CMS reps also dispelled confusion during the call regarding whether you must report measures groups consecutively, and fortunately, the answer was that you need not do so. One caller noted that her practice was just getting started with PQRI this year, and reported the preventive care measures group (G8486) on a claim for a patient who told the practice that he had Medicare, but the practice later discovered that the patient did not. Because this was the practice's first attempt to report a claim with G8486 and it turned out to not be applicable to the program, the caller wasn't sure whether they would need to re-start their PQRI efforts all over again, or if CMS would still count the 25 additional patients that were reported through PQRI after that first one. However, Rapp told the caller that she could just report the measures group again on subsequent claims without a problem.

"The original reason for that code was to know the first patient that you were reporting on, but when we switched to not having the requirement of consecutive patients, it basically indicates that you want to report on a particular measures group, so you can go ahead and report that code again." The 25 PQRI claims that the practice submitted after the erroneous one will still be counted by CMS toward the practice's PQRI eligibility, Rapp said.

Get to know big practice specs: If your practice has 25 residents and 12 faculty doctors seeing patients, you still only report to PQRI per-physician, CMS reps indicated after a caller asked about this issue. "We do have a group reporting option for large groups that signed up to be treated that way, and in that case, they're analyzed as a group," Rapp said. "But otherwise, all PQRI from the beginning is analyzed at the individual practitioner level, so even if you have a group of 1,000 doctors, each one has to individually qualify, and the fees for that doctor is what determines the bonus."

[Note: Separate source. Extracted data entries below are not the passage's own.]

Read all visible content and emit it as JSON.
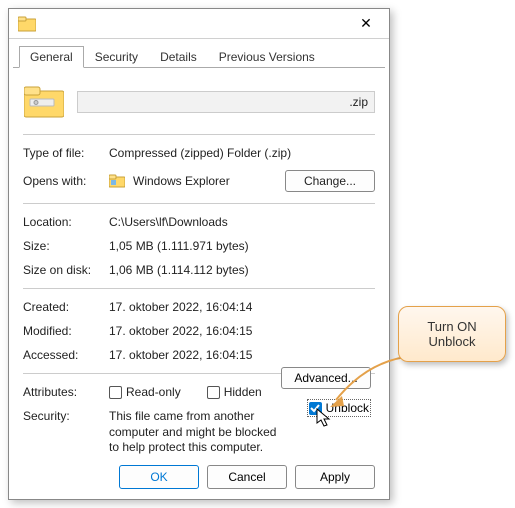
{
  "title": "",
  "close": "✕",
  "tabs": {
    "general": "General",
    "security": "Security",
    "details": "Details",
    "versions": "Previous Versions"
  },
  "file": {
    "name_ext": ".zip"
  },
  "labels": {
    "type": "Type of file:",
    "opens": "Opens with:",
    "location": "Location:",
    "size": "Size:",
    "sizedisk": "Size on disk:",
    "created": "Created:",
    "modified": "Modified:",
    "accessed": "Accessed:",
    "attributes": "Attributes:",
    "securityLbl": "Security:"
  },
  "values": {
    "type": "Compressed (zipped) Folder (.zip)",
    "opens_app": "Windows Explorer",
    "location": "C:\\Users\\lf\\Downloads",
    "size": "1,05 MB (1.111.971 bytes)",
    "sizedisk": "1,06 MB (1.114.112 bytes)",
    "created": "17. oktober 2022, 16:04:14",
    "modified": "17. oktober 2022, 16:04:15",
    "accessed": "17. oktober 2022, 16:04:15"
  },
  "buttons": {
    "change": "Change...",
    "advanced": "Advanced...",
    "ok": "OK",
    "cancel": "Cancel",
    "apply": "Apply"
  },
  "attrs": {
    "readonly": "Read-only",
    "hidden": "Hidden"
  },
  "security_text": "This file came from another computer and might be blocked to help protect this computer.",
  "unblock": "Unblock",
  "callout": "Turn ON\nUnblock"
}
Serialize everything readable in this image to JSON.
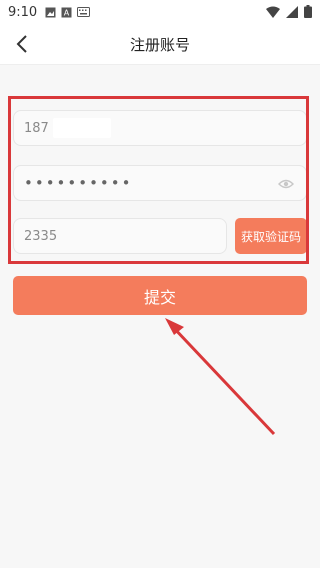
{
  "status": {
    "time": "9:10"
  },
  "header": {
    "title": "注册账号"
  },
  "form": {
    "phone_value": "187",
    "password_value": "••••••••••",
    "code_value": "2335",
    "get_code_label": "获取验证码",
    "submit_label": "提交"
  },
  "colors": {
    "accent": "#f47c5c",
    "highlight_box": "#d9383a"
  }
}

Only Those Who Can Prescribe Qualify for E-Scribe Incentive

One caller whose practice works under a group NPI noted that she employs clinicians (such as social workers) who cannot prescribe medications, but questioned whether those practitioners would qualify for an e-prescribing bonus incentive since they do participate in PQRI. But CMS officials responded that although many eligible professionals (including some that cannot prescribe medications) are eligible for PQRI, only those practitioners that can prescribe medication are able to collect the e-prescribing incentive payment.

"If you can't prescribe, obviously, you can't indicate that you did e-prescribe," Rapp noted. "Basically, for the e-prescribing incentive program, the analysis is done at the individual NPI level, so on the claim or registry, one has to indicate to us what the individual NPI is."

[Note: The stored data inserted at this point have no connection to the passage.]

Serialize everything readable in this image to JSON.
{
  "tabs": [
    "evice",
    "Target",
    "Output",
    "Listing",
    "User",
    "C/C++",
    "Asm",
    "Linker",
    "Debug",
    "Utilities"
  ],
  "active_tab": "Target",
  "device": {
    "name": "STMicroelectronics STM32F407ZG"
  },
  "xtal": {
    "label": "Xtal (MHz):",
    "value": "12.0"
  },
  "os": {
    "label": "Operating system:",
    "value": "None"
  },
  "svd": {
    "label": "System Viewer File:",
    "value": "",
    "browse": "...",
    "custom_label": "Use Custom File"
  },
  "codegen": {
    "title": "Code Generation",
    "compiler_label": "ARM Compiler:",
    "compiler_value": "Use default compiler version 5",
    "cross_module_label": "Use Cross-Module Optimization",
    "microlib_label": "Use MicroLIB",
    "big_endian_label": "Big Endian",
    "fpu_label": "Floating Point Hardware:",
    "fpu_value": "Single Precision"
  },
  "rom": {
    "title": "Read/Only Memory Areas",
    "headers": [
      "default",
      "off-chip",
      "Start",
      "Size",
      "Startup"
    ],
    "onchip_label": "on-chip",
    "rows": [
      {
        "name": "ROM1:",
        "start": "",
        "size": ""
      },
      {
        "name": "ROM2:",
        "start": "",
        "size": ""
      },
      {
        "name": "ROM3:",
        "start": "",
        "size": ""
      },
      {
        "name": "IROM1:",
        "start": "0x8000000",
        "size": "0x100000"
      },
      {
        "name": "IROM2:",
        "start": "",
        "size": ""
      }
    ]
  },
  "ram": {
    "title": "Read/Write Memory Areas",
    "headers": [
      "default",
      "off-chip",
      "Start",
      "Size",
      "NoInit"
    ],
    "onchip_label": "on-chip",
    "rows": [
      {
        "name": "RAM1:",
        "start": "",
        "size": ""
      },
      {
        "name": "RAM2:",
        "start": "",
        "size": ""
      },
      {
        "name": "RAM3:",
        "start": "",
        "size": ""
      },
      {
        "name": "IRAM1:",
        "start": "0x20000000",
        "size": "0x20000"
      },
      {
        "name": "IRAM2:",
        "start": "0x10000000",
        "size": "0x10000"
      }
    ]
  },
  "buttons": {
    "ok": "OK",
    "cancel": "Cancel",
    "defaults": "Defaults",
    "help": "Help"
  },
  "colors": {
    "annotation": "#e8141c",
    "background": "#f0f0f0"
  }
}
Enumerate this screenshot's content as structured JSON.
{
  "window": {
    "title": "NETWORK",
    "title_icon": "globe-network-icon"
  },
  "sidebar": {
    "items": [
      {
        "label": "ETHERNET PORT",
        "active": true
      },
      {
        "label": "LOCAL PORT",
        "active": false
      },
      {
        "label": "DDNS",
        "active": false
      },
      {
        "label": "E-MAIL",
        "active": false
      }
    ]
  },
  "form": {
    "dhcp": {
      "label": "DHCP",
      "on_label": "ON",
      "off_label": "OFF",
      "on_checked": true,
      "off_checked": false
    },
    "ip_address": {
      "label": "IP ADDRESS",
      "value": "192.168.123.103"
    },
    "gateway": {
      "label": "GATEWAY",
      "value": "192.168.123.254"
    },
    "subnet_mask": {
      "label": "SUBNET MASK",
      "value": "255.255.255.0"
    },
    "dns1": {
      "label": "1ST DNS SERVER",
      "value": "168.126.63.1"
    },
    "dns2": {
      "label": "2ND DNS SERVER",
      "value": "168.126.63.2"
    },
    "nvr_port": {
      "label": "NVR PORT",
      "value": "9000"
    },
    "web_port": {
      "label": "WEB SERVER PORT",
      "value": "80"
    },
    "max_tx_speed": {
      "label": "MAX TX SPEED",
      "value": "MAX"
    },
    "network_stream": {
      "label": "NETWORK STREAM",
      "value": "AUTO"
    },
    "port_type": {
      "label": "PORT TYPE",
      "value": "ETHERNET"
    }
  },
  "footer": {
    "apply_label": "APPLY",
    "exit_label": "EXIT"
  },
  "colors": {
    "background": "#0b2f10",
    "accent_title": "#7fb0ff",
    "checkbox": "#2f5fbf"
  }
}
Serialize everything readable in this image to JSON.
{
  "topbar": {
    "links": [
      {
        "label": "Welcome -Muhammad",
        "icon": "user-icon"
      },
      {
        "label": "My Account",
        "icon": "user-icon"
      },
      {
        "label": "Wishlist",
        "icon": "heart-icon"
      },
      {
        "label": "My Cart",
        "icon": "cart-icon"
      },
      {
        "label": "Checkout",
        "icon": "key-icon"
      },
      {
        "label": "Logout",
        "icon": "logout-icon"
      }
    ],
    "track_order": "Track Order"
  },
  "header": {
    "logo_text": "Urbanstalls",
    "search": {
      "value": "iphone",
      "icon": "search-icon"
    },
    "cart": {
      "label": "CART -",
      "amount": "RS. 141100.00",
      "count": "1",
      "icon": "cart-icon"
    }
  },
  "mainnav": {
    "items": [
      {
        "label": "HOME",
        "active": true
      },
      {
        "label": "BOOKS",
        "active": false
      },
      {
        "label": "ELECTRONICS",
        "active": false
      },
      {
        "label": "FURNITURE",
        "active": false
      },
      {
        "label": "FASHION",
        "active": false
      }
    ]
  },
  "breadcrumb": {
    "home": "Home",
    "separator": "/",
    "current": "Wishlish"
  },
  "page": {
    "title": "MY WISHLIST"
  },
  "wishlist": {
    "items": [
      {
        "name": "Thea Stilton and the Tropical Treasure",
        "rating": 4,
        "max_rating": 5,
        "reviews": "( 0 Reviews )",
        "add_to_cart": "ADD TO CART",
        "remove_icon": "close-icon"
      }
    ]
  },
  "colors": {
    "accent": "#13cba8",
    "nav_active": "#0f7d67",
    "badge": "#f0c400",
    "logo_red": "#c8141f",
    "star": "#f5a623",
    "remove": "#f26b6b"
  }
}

Make sure G codes are on initial claims: One caller indicated that his practice submitted several claims to Medicare but inadvertently left out the e-prescribing G codes on the claims. He asked whether he could resubmit the claims with just the G codes on them to count the claims toward the bonus program, but learned that he was out of luck. If you resubmit the claim only for the  urpose of adding the G code, CMS can't "allow resubmission of claims solely for that purpose, purely because of the administrative cost" that it would require, Rapp said.

Get annual updates: CMS staffers reminded practices to check in with the PQRI measures and program materials every year, because they are updated annually.

(Editor's note: To determine whether your practitioner is considered an "eligible professional" for the PQRI program, visit the CMS Web site at: www.cms.gov/PQRI/Downloads/EligibleProfessionals.pdf.)